Nightmares, i have learnt to handle but ghosts... no, no!

So i thought... does any1 have ideas for coping with a bit of a downer... no...yes... I DO!!

Here's some hints & tips for when you're scared/upset/angry/sad/confundled or woozy!

Eat... you'll be as big as a house but by god you'll feel fabulous!
Get your mum on the phone! - Nothing like a good lecture to bring you right back down to earth
Obsess about a crush... always distracts me *btw my crush has gone to a sub zero i think he has begun to notice my lustful looks and is therefore diverting all converstaion from me to the wall instead*
Think about sex.....mmmmmmmmm
Listen to Amy Winehouse... Because atleast you're not THAT bad!
Try to re-think those moments from your past... 1st time you met your bezzie, when you pooed yourself in high school...sorry nursery etc etc
Listen to some symphony music & pretend to be the conductor!
& the age old tactic... just waste some time!

Am desperately trying to make some exciting plans for the weekend but am not getting far, was going to Boston, but that isn't happening due to my FRIGGIN PHONE costing $60 a month... extortion if you ask me! So may go to a fun fair in staten island or sleepy hollow for more spook... or a football game... al depends on how drunk i get on friday... but from what has happened this week, i'm thinking very...ROLL ON THE WEEKEND!

Hope YOUR weekend plans are coming together well!

Much Love!

Tuesday, October 5, 2010

Friends.... Touching Friends.... Reaching out...Touching me, Touching YOU!

Friends.... Where would we be without them eh? They hold your hand when you break up with that special someone, get drunk with you, see you throw up (sometimes even hold your hair while ya do!), Cry with you, laugh with you, get high with you, argue with you... all that good stuff basically and this post is dedicated to my friends... the old, the new ALL OF THEM, though i don't actually have that many!

If there is one area where i am blessed it is my friends! And all for one reason... THEY THINK I'M HILARIOUS DARLING!! Now... this.... immediately makes me like people, and YOU probably think the same! When someone inextricably laughs at your lame, sexist sometimes even racist jokes.. you gotta love em! But seriously i obviously love my friends for all kinds of different reasons... SO I DECIDED TO MAKE A LIST!!
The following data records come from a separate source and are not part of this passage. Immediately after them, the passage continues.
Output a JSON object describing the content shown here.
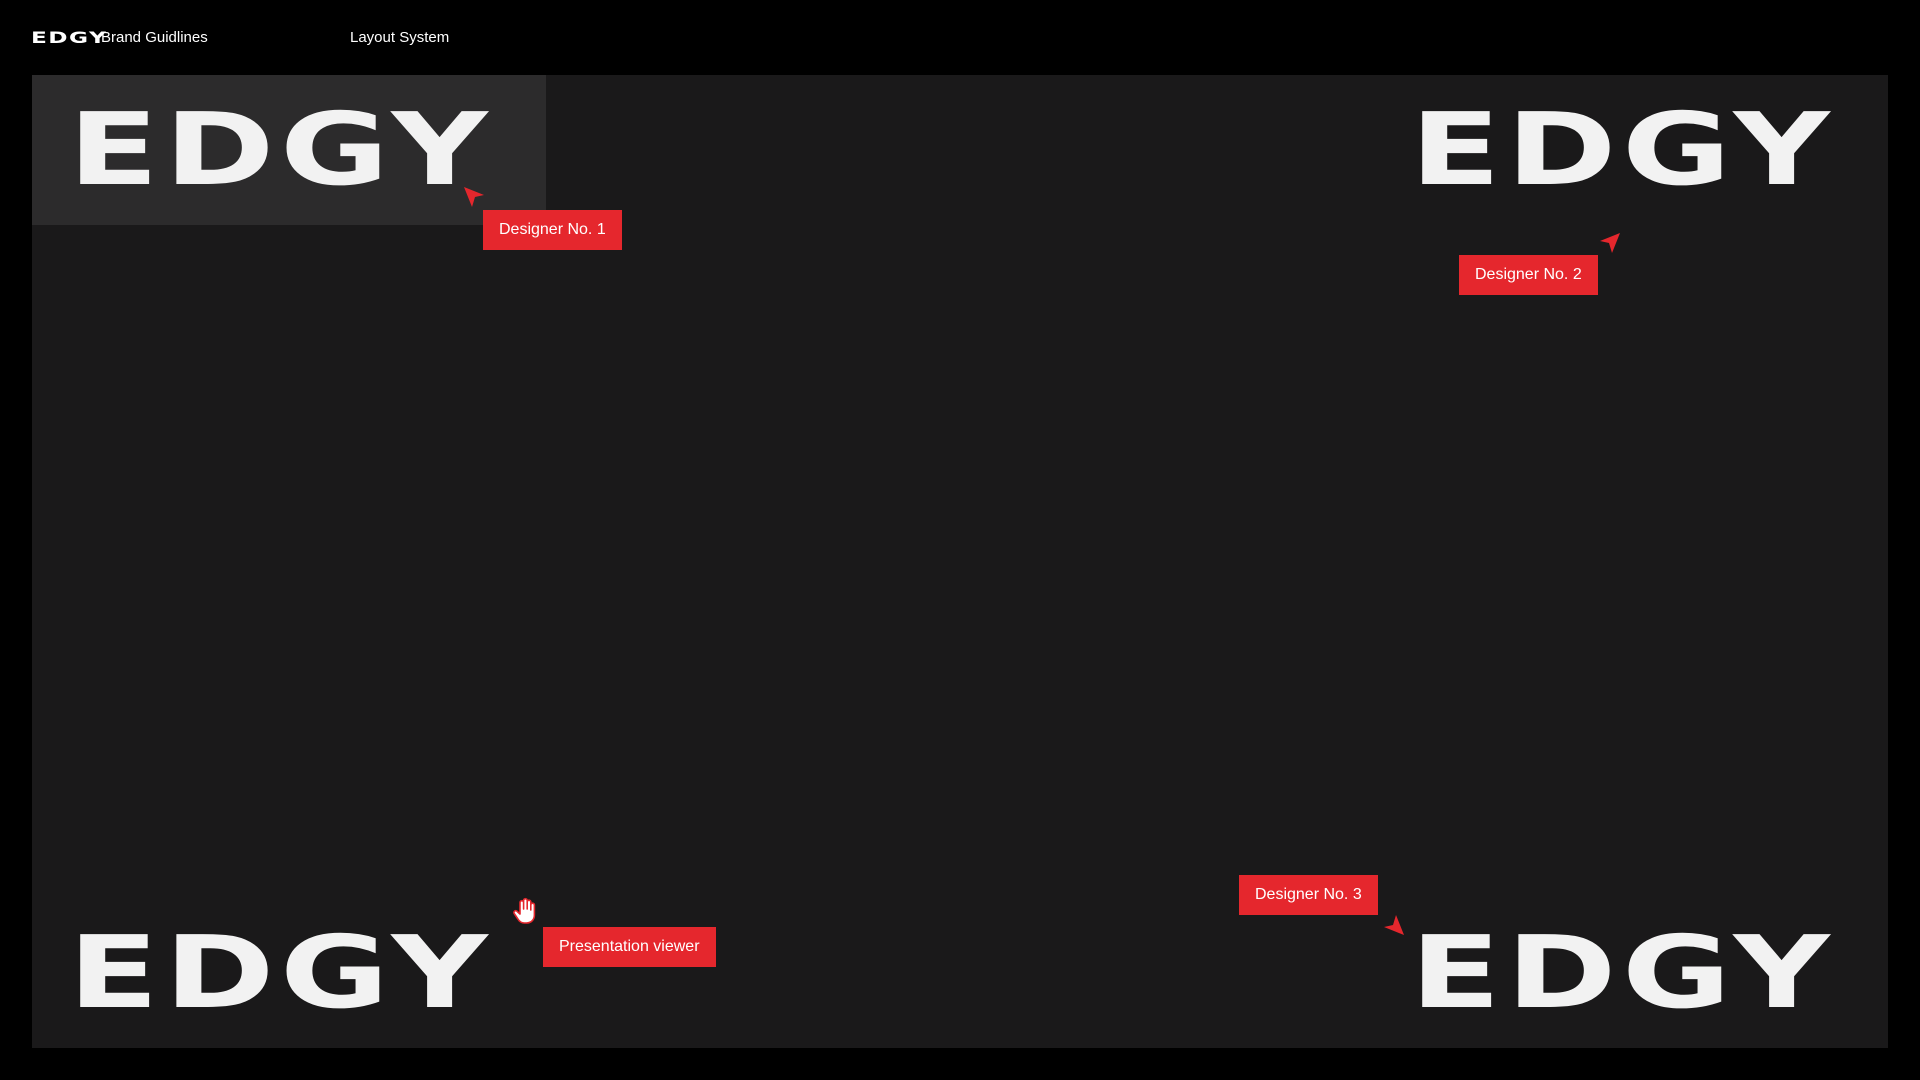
{
  "header": {
    "brand": "EDGY",
    "title": "Brand Guidlines",
    "section": "Layout System"
  },
  "canvas": {
    "logos": {
      "top_left": "EDGY",
      "top_right": "EDGY",
      "bottom_left": "EDGY",
      "bottom_right": "EDGY"
    },
    "cursors": {
      "designer_1": {
        "label": "Designer No. 1",
        "icon": "pointer-arrow-icon"
      },
      "designer_2": {
        "label": "Designer No. 2",
        "icon": "pointer-arrow-icon"
      },
      "designer_3": {
        "label": "Designer No. 3",
        "icon": "pointer-arrow-icon"
      },
      "viewer": {
        "label": "Presentation viewer",
        "icon": "hand-cursor-icon"
      }
    }
  },
  "colors": {
    "background": "#000000",
    "canvas": "#1a191a",
    "highlight": "#2c2b2c",
    "accent": "#e5272d",
    "logo": "#f2f2f2"
  }
}
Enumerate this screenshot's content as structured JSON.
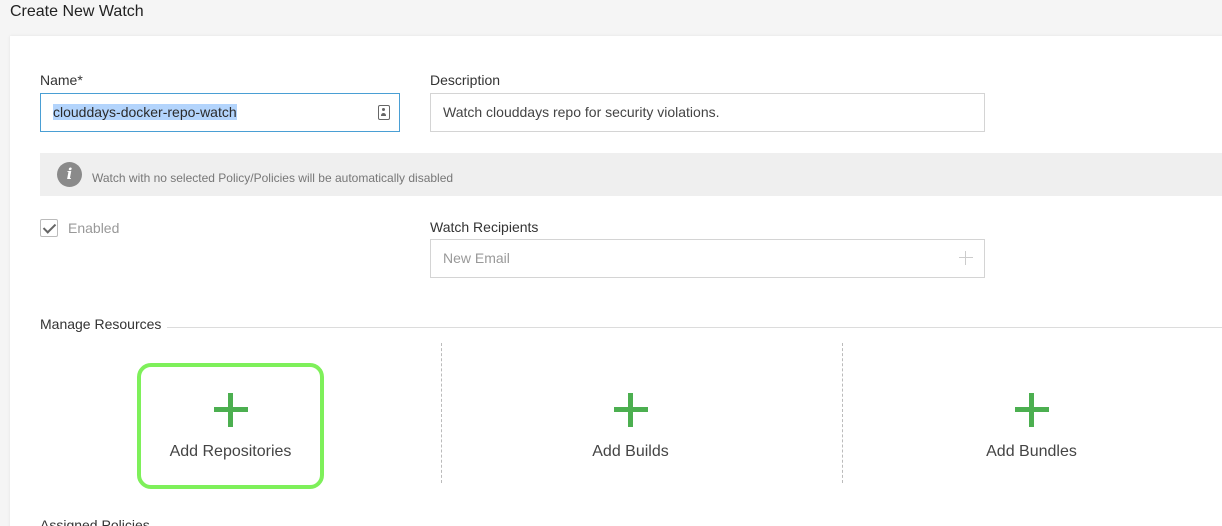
{
  "page": {
    "title": "Create New Watch"
  },
  "form": {
    "name_label": "Name*",
    "name_value": "clouddays-docker-repo-watch",
    "description_label": "Description",
    "description_value": "Watch clouddays repo for security violations.",
    "info_message": "Watch with no selected Policy/Policies will be automatically disabled",
    "enabled_label": "Enabled",
    "enabled_checked": true,
    "recipients_label": "Watch Recipients",
    "recipients_placeholder": "New Email"
  },
  "resources": {
    "title": "Manage Resources",
    "cards": [
      {
        "label": "Add Repositories"
      },
      {
        "label": "Add Builds"
      },
      {
        "label": "Add Bundles"
      }
    ]
  },
  "policies": {
    "title": "Assigned Policies"
  },
  "colors": {
    "accent_green": "#4caf50",
    "highlight": "#7ef05a",
    "focus_border": "#4a9fd4"
  }
}
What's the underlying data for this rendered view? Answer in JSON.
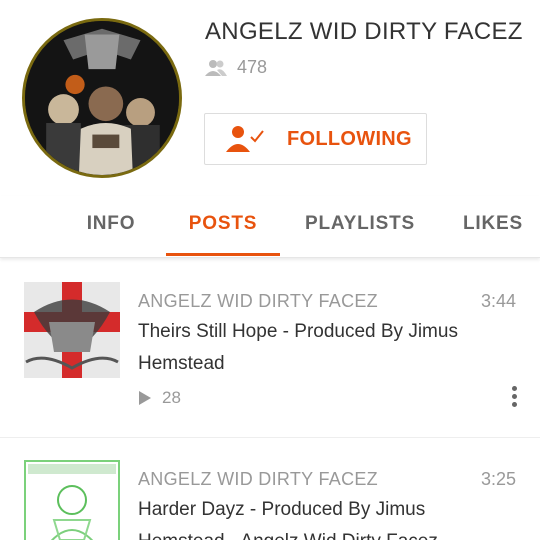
{
  "profile": {
    "name": "ANGELZ WID DIRTY FACEZ",
    "followers_count": "478",
    "follow_button_label": "FOLLOWING"
  },
  "tabs": [
    {
      "label": "INFO",
      "active": false
    },
    {
      "label": "POSTS",
      "active": true
    },
    {
      "label": "PLAYLISTS",
      "active": false
    },
    {
      "label": "LIKES",
      "active": false
    }
  ],
  "tracks": [
    {
      "artist": "ANGELZ WID DIRTY FACEZ",
      "duration": "3:44",
      "title": "Theirs Still Hope - Produced By Jimus Hemstead",
      "plays": "28"
    },
    {
      "artist": "ANGELZ WID DIRTY FACEZ",
      "duration": "3:25",
      "title": "Harder Dayz - Produced By Jimus Hemstead - Angelz Wid Dirty Facez",
      "plays": ""
    }
  ],
  "colors": {
    "accent": "#e8530e",
    "muted_text": "#999999",
    "primary_text": "#333333"
  },
  "icons": {
    "followers": "people-icon",
    "following": "user-check-icon",
    "play": "play-icon",
    "more": "more-vertical-icon"
  }
}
Now obviously this list is only really interesting to the people it's about, so i won't publish it...instead i'll just talk about some stuff without mentioning names... i'll try make it interesting, throw a cat in amongst with the pidgeons... get some BLOOD ON THE WALLS!!

So let's begin, one of my 'top people' is....*gay*, IN FACT a couple are! Now who would've funk it, that I would of spent most of my years at university trawling gay clubs lookin for tail for MY FRIENDS! This meant i got laid a lot less than i should've! So a big thankyou to them... THANKYOU FOR NOT GETTING ME LAID! 1 word... selfish!
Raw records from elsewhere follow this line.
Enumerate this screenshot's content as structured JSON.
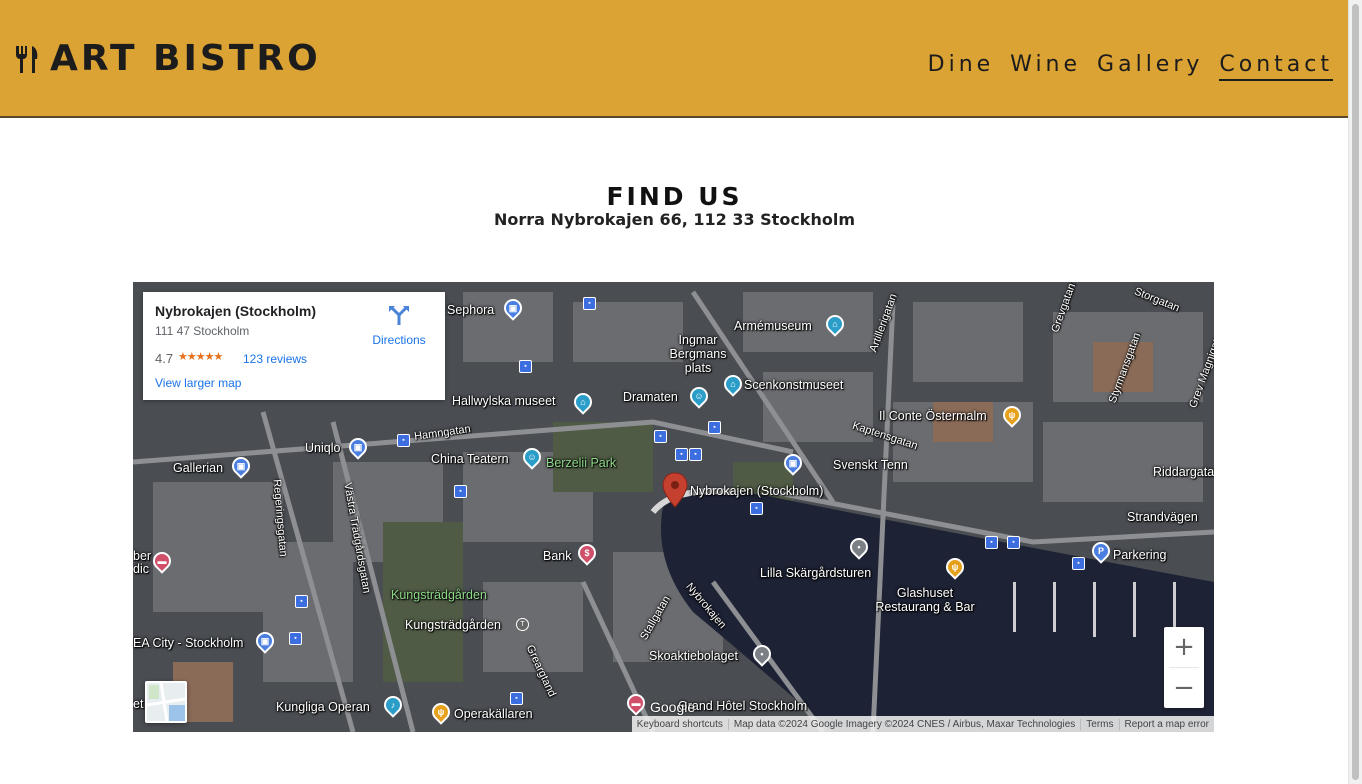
{
  "brand": {
    "name": "ART BISTRO",
    "icon": "fork-knife-icon"
  },
  "nav": {
    "items": [
      "Dine",
      "Wine",
      "Gallery",
      "Contact"
    ],
    "active": "Contact"
  },
  "section": {
    "title": "FIND US",
    "address": "Norra Nybrokajen 66, 112 33 Stockholm"
  },
  "map": {
    "place_card": {
      "name": "Nybrokajen (Stockholm)",
      "address": "111 47 Stockholm",
      "rating": "4.7",
      "stars": "★★★★★",
      "reviews": "123 reviews",
      "larger_map": "View larger map",
      "directions": "Directions"
    },
    "marker_label": "Nybrokajen (Stockholm)",
    "places": [
      "Sephora",
      "Ingmar Bergmans plats",
      "Armémuseum",
      "Scenkonstmuseet",
      "Hallwylska museet",
      "Dramaten",
      "Il Conte Östermalm",
      "Uniqlo",
      "China Teatern",
      "Berzelii Park",
      "Svenskt Tenn",
      "Gallerian",
      "Bank",
      "Strandvägen",
      "Parkering",
      "Lilla Skärgårdsturen",
      "Glashuset Restaurang & Bar",
      "Kungsträdgården",
      "Skoaktiebolaget",
      "Kungliga Operan",
      "Operakällaren",
      "Grand Hôtel Stockholm",
      "Riddargatan"
    ],
    "streets": [
      "Hamngatan",
      "Regeringsgatan",
      "Västra Trädgårdsgatan",
      "Kaptensgatan",
      "Artillerigatan",
      "Grevgatan",
      "Storgatan",
      "Styrmansgatan",
      "Grev Magnigatan",
      "Stallgatan",
      "Nybrokajen",
      "Greargtand"
    ],
    "left_edge_labels": [
      "ber dic",
      "EA City - Stockholm",
      "et"
    ],
    "kungstradgarden_station": "Kungsträdgården",
    "google_logo": "Google",
    "footer": [
      "Keyboard shortcuts",
      "Map data ©2024 Google Imagery ©2024 CNES / Airbus, Maxar Technologies",
      "Terms",
      "Report a map error"
    ],
    "zoom_in": "+",
    "zoom_out": "−"
  }
}
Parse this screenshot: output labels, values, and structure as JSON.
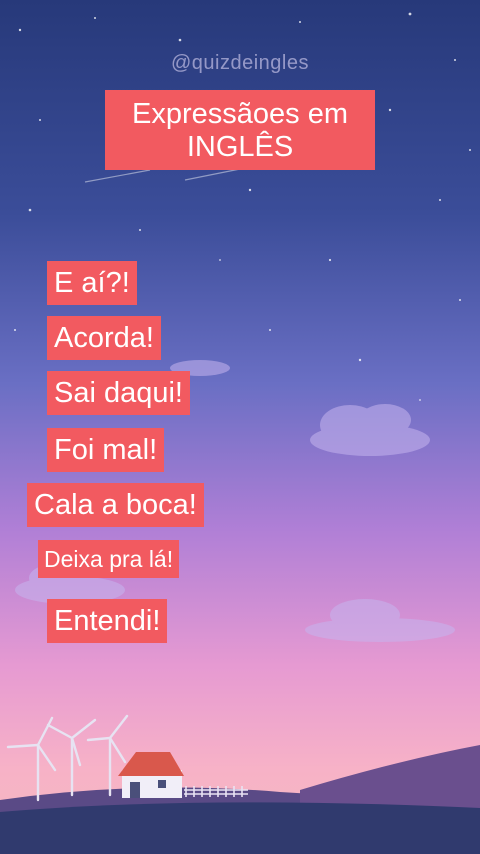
{
  "header": {
    "handle": "@quizdeingles",
    "title_line1": "Expressãoes em",
    "title_line2": "INGLÊS"
  },
  "phrases": [
    "E aí?!",
    "Acorda!",
    "Sai daqui!",
    "Foi mal!",
    "Cala a boca!",
    "Deixa pra lá!",
    "Entendi!"
  ],
  "colors": {
    "label_background": "#f25a60",
    "label_text": "#ffffff",
    "sky_top": "#2a3d7c",
    "sky_bottom": "#f4a6c8"
  }
}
1 thing that can make you feel like the biggest loser in the world is when you go home from uni... and guess what...*tumble weed* nooooones there.... oh it's a lonely time! But hallelujah! Praise be! I WAS ADOPTED! By the loveliest funniest, damn right scary crazy druggie lot you could have ever imagined, the kind of people who... break their noses on bars/camp out in the middle of nowhere and make 'wizard sticks/go and live in eos for a summer.. truly mad free spirits. So another thankyou to these people who... lets say... introduced me to some... substances!
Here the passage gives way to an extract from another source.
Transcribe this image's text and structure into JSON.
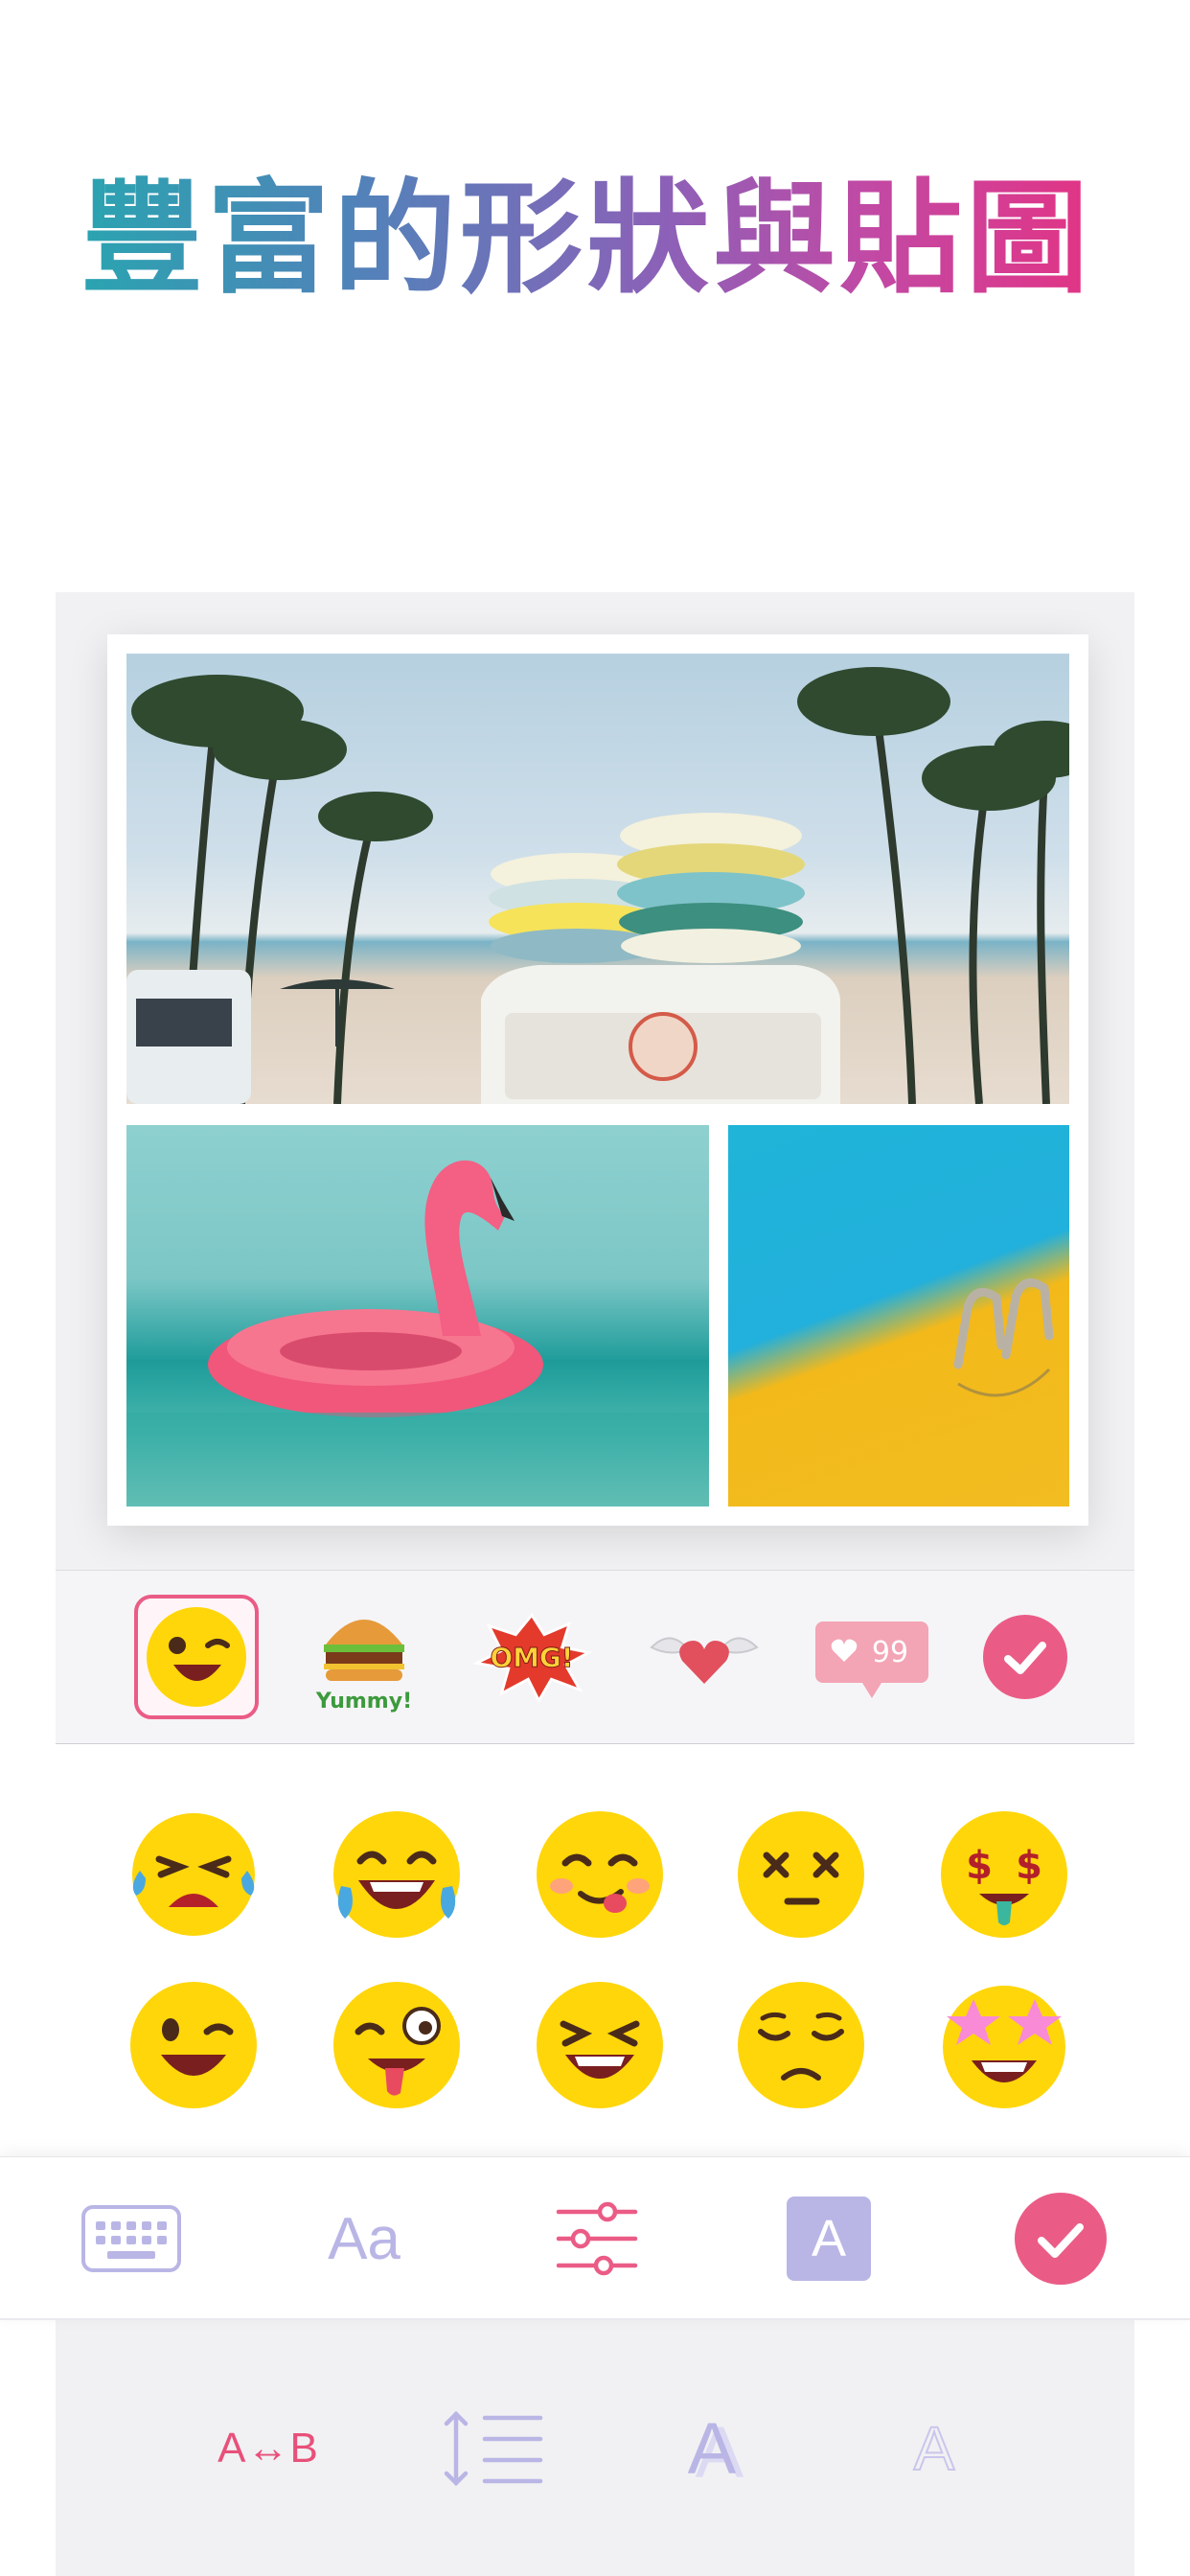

Then there are the friends, you've known all your life... things with them, never really change, even when you don't see them for... a year....2.... they're still your best friend from when you were 8, and you never stop loving them, even though sometimes you feel like you've never been further apart. you're not. .... oooh SENTIMENTAL MUCH??

And finally... NEW FRIENDS!! The scariest kind! Having moved to a new country & started a new course, new friends are a plenty right now, there always seems to be the 'floaters' people, who want to be friends with EVERYONE! These are usually best left alone, as you are only a number to them, a simple 'add on friend' however, you do occasionally get a gem, i have been lucky & found about 5! which is rare! Gem's are people who you click with immediately and ya don't need those awkward silences because you've missed out on being friends for 22 years and MUST KNOW EVERYTHING UP UNTIL THAT MOMENT! They come in all different packages, i've suprised myself with the people i've bonded most with, people i'd never of thought of before, and that's refreshing! You should never be agfraid to go outside of that comfort zone, better things are outside of it! promise!

So... this entry is farrrr too long & preachy! But I will end with this. Cherish your friends, coz you never know when you might need them... unles you're KATY HARRIS & dump your friends as soon as you get a boyfriend... ASS!!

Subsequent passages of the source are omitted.